What happens if I overdose?
Seek emergency medical attention or call the Poison Help line at 1-800-222-1222.
Overdose symptoms may include nausea, vomiting, diarrhea, rapid pulse, or high blood pressure (severe headache, blurred vision, pounding in your neck or ears).
What should I avoid after using glucagon?
Avoid drinking alcohol. It can lower your blood sugar.
What are the possible side effects of glucagon?
Get emergency medical help if you have signs of an allergic reaction: hives; difficulty breathing; fast or slow heartbeat; swelling of your face, lips, tongue, or throat.
Call your doctor at once if you have any of the following skin changes on your face, legs, groin, or genital area:
- crusting, scaling; or
- other skin sores or lesions.
Common side effects may include:
- nausea, vomiting; or
- swelling where an injection was given.
This is not a complete list of side effects and others may occur.

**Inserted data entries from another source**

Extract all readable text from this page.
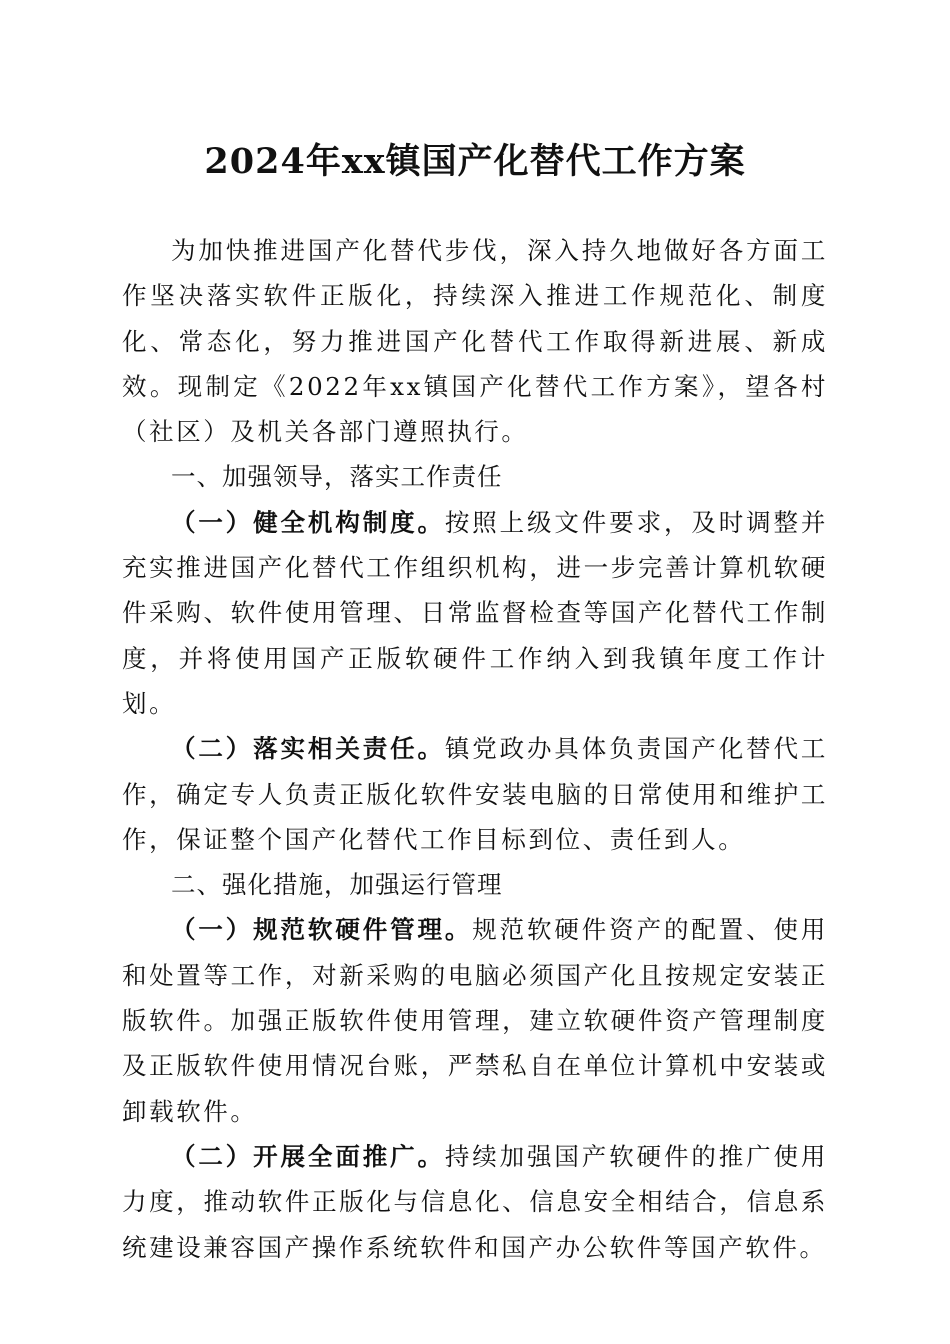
2024年xx镇国产化替代工作方案

为加快推进国产化替代步伐，深入持久地做好各方面工作坚决落实软件正版化，持续深入推进工作规范化、制度化、常态化，努力推进国产化替代工作取得新进展、新成效。现制定《2022年xx镇国产化替代工作方案》，望各村（社区）及机关各部门遵照执行。

一、加强领导，落实工作责任

（一）健全机构制度。按照上级文件要求，及时调整并充实推进国产化替代工作组织机构，进一步完善计算机软硬件采购、软件使用管理、日常监督检查等国产化替代工作制度，并将使用国产正版软硬件工作纳入到我镇年度工作计划。

（二）落实相关责任。镇党政办具体负责国产化替代工作，确定专人负责正版化软件安装电脑的日常使用和维护工作，保证整个国产化替代工作目标到位、责任到人。

二、强化措施，加强运行管理

（一）规范软硬件管理。规范软硬件资产的配置、使用和处置等工作，对新采购的电脑必须国产化且按规定安装正版软件。加强正版软件使用管理，建立软硬件资产管理制度及正版软件使用情况台账，严禁私自在单位计算机中安装或卸载软件。

（二）开展全面推广。持续加强国产软硬件的推广使用力度，推动软件正版化与信息化、信息安全相结合，信息系统建设兼容国产操作系统软件和国产办公软件等国产软件。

Call your doctor for medical advice about side effects. You may report side effects to FDA at 1-800-FDA-1088.
What other drugs will affect glucagon?
Many other medicines can affect your blood sugar, and some medicines can increase or decrease the effects of medicines used to treat diabetes. Some drugs can also cause you to have fewer symptoms of hypoglycemia, making it harder to tell when your blood sugar is low. This includes prescription and over-the-counter medicines, vitamins, and herbal products. Not all possible interactions are listed here. Tell your doctor about all medicines you start or stop using.
Where can I get more information?
Your pharmacist can provide more information about glucagon.
Remember, keep this and all other medicines out of the reach of children, never share your medicines with others, and use this medication only for the indication prescribed.
Every effort has been made to ensure that the information provided by Cerner Multum, Inc. ('Multum') is accurate, up-to-date, and complete, but no guarantee is made to that effect. Drug information contained herein may be time sensitive. Multum information has been compiled for use by healthcare practitioners and consumers in the United States and therefore Multum does not warrant that uses outside of the United States are appropriate, unless specifically indicated otherwise. Multum's drug information does not endorse drugs, diagnose patients or recommend therapy. Multum's drug information is an informational resource designed to assist licensed healthcare practitioners in caring for their patients and/or to serve consumers viewing this service as a supplement to, and not a substitute for, the expertise, skill, knowledge and judgment of healthcare practitioners. The absence of a warning for a given drug or drug combination in no way should be construed to indicate that the drug or drug combination is safe, effective or appropriate for any given patient. Multum does not assume any responsibility for any aspect of healthcare administered with the aid of information Multum provides. The information contained herein is not intended to cover all possible uses, directions, precautions, warnings, drug interactions, allergic reactions, or adverse effects. If you have questions about the drugs you are taking, check with your doctor, nurse or pharmacist.